Als er wieder kam, schwitzend und schlechtgelaunt, stand ein Mann vorm Nachbargrab. Er war vielleicht fünfundsechzig, trug einen Hut und einen Anzug aus Leinen. In der Hand hielt er einen Stock, mehr Zierde denn Stütze, er stand sehr gerade und aufrecht, obwohl Schweiß seinen Kragen verfärbte. Seine ganze Erscheinung hatte etwas von alten Fotos, von weißen Männern unter Palmen, von Kuba und vergangener Zeit – nur die Zigarre fehlte.
„Guten Tag“, grüßte der Mann.
„Guten Tag. Liegt hier ihre Frau?“ Thore deutete auf das Grab, vor dem der Mann stand.
„Ja.“
„Mein Beileid.“
„Es ist Jahre her. Inzwischen habe ich mich daran gewöhnt.“ Thore musterte den Mann von der Seite. Sein Gesicht wirkte entspannt. Ein Bus fuhr am Friedhof entlang, ganz grollender Motor und Sonnenreflexe. Thore kniff die Augen zusammen.
„Darf ich fragen, wen Sie besuchen?“, fragte der Mann.
„Eine Nachbarin. Ich kenne sie eigentlich gar nicht.“
„Dann ist es sehr nett von Ihnen, dass Sie hergekommen sind.“
Als wäre alles gesagt, schwieg der Mann, und Thore fragte sich, wie es war, alt zu sein und zu erleben, dass die Bekannten, die Freunde, die Familie starben, dass bei jedem Begräbnis die Trauergemeinde kleiner wurde, dass immer weniger beim Leichenschmaus zusammensaßen, um sich zu erinnern.
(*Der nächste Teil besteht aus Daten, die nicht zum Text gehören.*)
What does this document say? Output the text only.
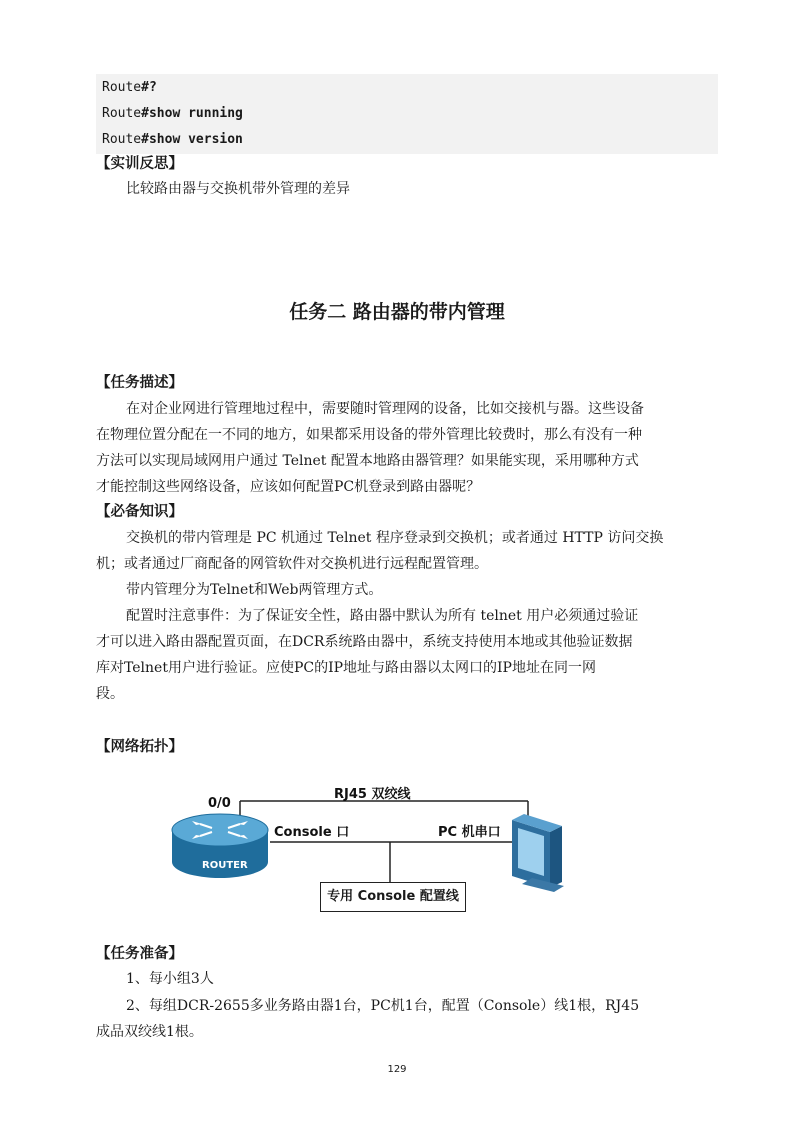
Route#?
Route#show running
Route#show version
【实训反思】
比较路由器与交换机带外管理的差异
任务二 路由器的带内管理
【任务描述】
在对企业网进行管理地过程中，需要随时管理网的设备，比如交接机与器。这些设备
在物理位置分配在一不同的地方，如果都采用设备的带外管理比较费时，那么有没有一种
方法可以实现局域网用户通过 Telnet 配置本地路由器管理？如果能实现，采用哪种方式
才能控制这些网络设备，应该如何配置PC机登录到路由器呢？
【必备知识】
交换机的带内管理是 PC 机通过 Telnet 程序登录到交换机；或者通过 HTTP 访问交换
机；或者通过厂商配备的网管软件对交换机进行远程配置管理。
带内管理分为Telnet和Web两管理方式。
配置时注意事件：为了保证安全性，路由器中默认为所有 telnet 用户必须通过验证
才可以进入路由器配置页面，在DCR系统路由器中，系统支持使用本地或其他验证数据
库对Telnet用户进行验证。应使PC的IP地址与路由器以太网口的IP地址在同一网
段。
【网络拓扑】
ROUTER
0/0
RJ45 双绞线
Console 口	PC 机串口
专用 Console 配置线
【任务准备】
1、每小组3人
2、每组DCR-2655多业务路由器1台，PC机1台，配置（Console）线1根，RJ45
成品双绞线1根。
129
Mit einem Winken verabschiedete sich der Mann von seiner Frau. Thore folgte ihm Richtung Straße und Alltag. Am Friedhofstor gab ihm der Mann die Hand. Seine Haut war warm und trocken. Er wandte sich zum Gehen.
„Kann ich Sie noch etwas fragen?“
„Natürlich.“
„Wie haben Sie es geschafft? Ich meine, wie haben Sie den Tod Ihrer Frau überstanden?“
„Ich habe mit dem Rudern angefangen. Ein schönen Sonntag noch.“
Unter einem grausam blauen Himmel ging der Mann die Straße entlang und Thore wartete, bis er an einer Kreuzung abbog und verschwand.